Quero creditar que o espetáculo gravado a partir de Jerusalém e transmitido para todo o Brasil pela Rede Globo e para o mundo todo pela Globo Internacional, veio a ser a forma mais eficaz para que insistissemos na busca pela paz em definitivo, ou pelo menos enquanto Deus nos enviar pequenos sinais para que a façamos com toda intensidade.
O repertório cantado pelo rei foi meticulosamente estudado e até quando “eu cheguei em frente ao portão… meu cachorro me sorriu latindo” teve razão de ser e foi inserida no timer adequado. O rei insinuou que vivemos num universo cósmico, criado por Deus, onde homens, a naureza, os animais… tudo e todos se completam e são dependentes uns dos outros.

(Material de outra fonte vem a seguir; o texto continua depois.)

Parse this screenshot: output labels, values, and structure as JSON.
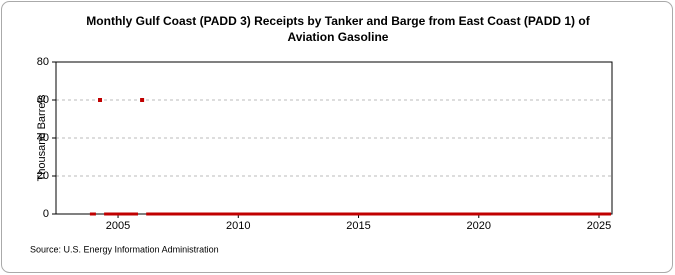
{
  "chart_data": {
    "type": "line",
    "title": [
      "Monthly Gulf Coast (PADD 3) Receipts by Tanker and Barge from East Coast (PADD 1) of",
      "Aviation Gasoline"
    ],
    "y_label": "Thousand Barrels",
    "source": "Source: U.S. Energy Information Administration",
    "x": [
      2003.83,
      2004.08,
      2004.17,
      2004.25,
      2004.33,
      2004.42,
      2005.83,
      2005.92,
      2006.0,
      2006.08,
      2006.17,
      2025.5
    ],
    "series": [
      {
        "color": "#c00000",
        "values": [
          0,
          0,
          null,
          60,
          null,
          0,
          0,
          null,
          60,
          null,
          0,
          0
        ]
      }
    ],
    "xlim": [
      2002.42,
      2025.54
    ],
    "xticks": [
      2005,
      2010,
      2015,
      2020,
      2025
    ],
    "ylim": [
      0,
      80
    ],
    "yticks": [
      0,
      20,
      40,
      60,
      80
    ],
    "grid": true
  }
}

Cantou Lady Laura, como que conversando com Nossa Senhora, pois mãe é mãe, e Ela tinha que estar ali… naquele contexto… naquele momento, e daquela forma especial como o nosso rei conversa com a mãe que já se foi, mas que permanecesse, conforme conferimos, viva em seu coração.

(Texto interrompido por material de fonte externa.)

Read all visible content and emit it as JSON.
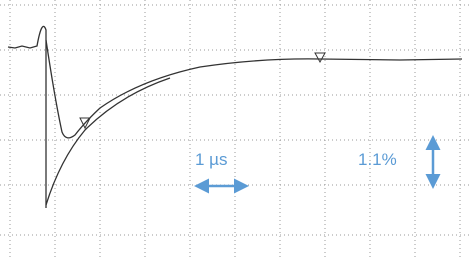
{
  "annotations": {
    "time_scale": "1 µs",
    "amplitude_scale": "1.1%"
  }
}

O “rei” foi ao passado e cantou uma linda canção que diz: “pensamenos que afligem… sentimentos que me dizem… dos motivos escondidos, na razão de estar aqui;
As perguntas que me faço, são levadas ao espaço…
E de lá eu tenho todas as respostas que eu pedi.
Quem me dera que as pessoas que se
encontram… se abraçassem como velhos conhecidos…
Descobrissem que se amam e se unissem na verdade dos amigos.”
E continua:
E no topo do universo
Uma bandeira
Estaria no infinito iluminada
Pela força desse amor
Luz verdadeira
Dessa paz tão desejada
Pensamentos que me afligem
Sentimentos que me dizem
Dos motivos escondidos
Na razão de estar aqui
E eu penso
Nas razões, na existência
Contemplando a natureza nesse
mundo
Onde às vezes
Aparentes coicidências
Têm motivos mais profundos
Se as cores
Se misturam pelos campos
É que flores diferentes vivem
juntas
E a voz dos ventos
Na canção de Deus
Responde todas as perguntas
Pensamentos que me afligem
Sentimentos que me dizem
Em seguida Roberto Carlos cantou “Jesus Cristo”.
(*) Renato Cardoso, o autor, é publicitário e bacharel em direito.